Obstructive Sleep Apnea Treatment - Be Aware
Obstructive sleep apnea is a serious condition that affects the way you breathe when you are sleeping. Not only is obstructive sleep apnea a serious condition it could be life- threatening. Obstructive sleep apnea is a condition in which you actually stop breathing for any where from 10 to 60 seconds up to 30 times per hour every hour you are asleep.
Some of the symptoms or affects you may notice are feeling more tired when you wake up than when you went to sleep, being more tired during the day, frequent morning headaches, recent unexplained weight gain, inattentiveness, poor judgement and memory loss, mood swings and depression.
Your doctor should be able to make a correct diagnosis just by you relating these symptoms to them and then can order a sleep study to confirm their diagnosis and to get you started on an obstructive sleep apnea treatment regimen to reduce your risk for high blood pressure, heart attack and stroke.
During the sleep study you will be monitored for electrical activity of your brain, REM sleep, heart rate and blood oxygen levels. If it is confirmed that you do have obstructive sleep apnea you will be awakened and fitted with the CPAP machine which blows air into your nose and or mouth at a continuous rate to help keep your airway open. Once you go back to sleep the technician will adjust the flow until the best rate of airflow for you is determined.
After the sleep study, you may be required to purchase your CPAP machine for the time you need to use it or you may be able to rent one from a medical supply store. Any tubing you need for CPAP operation should be disposable and you can set up monthly delivery of supplies you need from the supply company. If it is determined that you need oxygen as a supplement to the CPAP then you can set up delivery of that, too, at the same time.

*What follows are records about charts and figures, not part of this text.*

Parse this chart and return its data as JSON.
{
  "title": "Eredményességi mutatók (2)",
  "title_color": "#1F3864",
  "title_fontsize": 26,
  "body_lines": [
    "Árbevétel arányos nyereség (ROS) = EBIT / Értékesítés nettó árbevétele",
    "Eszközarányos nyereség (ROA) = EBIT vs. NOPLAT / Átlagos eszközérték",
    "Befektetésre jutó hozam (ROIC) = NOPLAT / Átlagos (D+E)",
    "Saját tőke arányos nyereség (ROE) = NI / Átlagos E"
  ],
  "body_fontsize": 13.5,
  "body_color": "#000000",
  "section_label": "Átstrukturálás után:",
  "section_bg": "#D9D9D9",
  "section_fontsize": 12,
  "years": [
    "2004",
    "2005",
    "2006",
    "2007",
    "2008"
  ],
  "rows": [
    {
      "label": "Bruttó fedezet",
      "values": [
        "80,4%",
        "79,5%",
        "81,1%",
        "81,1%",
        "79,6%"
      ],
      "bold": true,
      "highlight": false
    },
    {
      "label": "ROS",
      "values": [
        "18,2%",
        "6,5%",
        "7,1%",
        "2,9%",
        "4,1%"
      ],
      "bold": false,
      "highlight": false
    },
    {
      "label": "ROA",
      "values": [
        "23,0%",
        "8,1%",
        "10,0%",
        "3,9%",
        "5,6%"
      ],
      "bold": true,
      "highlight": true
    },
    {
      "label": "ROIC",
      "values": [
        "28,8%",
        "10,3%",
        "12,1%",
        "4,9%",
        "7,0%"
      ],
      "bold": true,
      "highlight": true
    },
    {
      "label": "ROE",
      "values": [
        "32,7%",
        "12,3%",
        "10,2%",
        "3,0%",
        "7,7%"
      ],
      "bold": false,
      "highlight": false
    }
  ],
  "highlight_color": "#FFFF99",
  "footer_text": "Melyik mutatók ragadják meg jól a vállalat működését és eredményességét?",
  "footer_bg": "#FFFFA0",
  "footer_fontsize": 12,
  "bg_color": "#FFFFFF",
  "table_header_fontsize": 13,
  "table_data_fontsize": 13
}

You may just need to wear an oral device, custom made and fitted by your dentist to help keep your tongue and soft palate from falling back and closing off your airway when you sleep. Keep in mind you should also limit the use of depressants like alcohol and sedatives which can make your condition worse.
Surgery may be required to remove the obstruction. You may be a candidate for surgery if you have a deviated septum or some other blockage that can safely be removed by a surgical procedure. Obviously, no surgery is completely safe and all precautions should be taken by you and your doctor before the surgery takes place. surgery should be considered only for the most severe cases of obstructive sleep apnea.
These are all options you have for obstructive sleep apnea treatment. It all depends on the severity of the apnea you are diagnosed with as to what treatment options you and you doctor choose for you.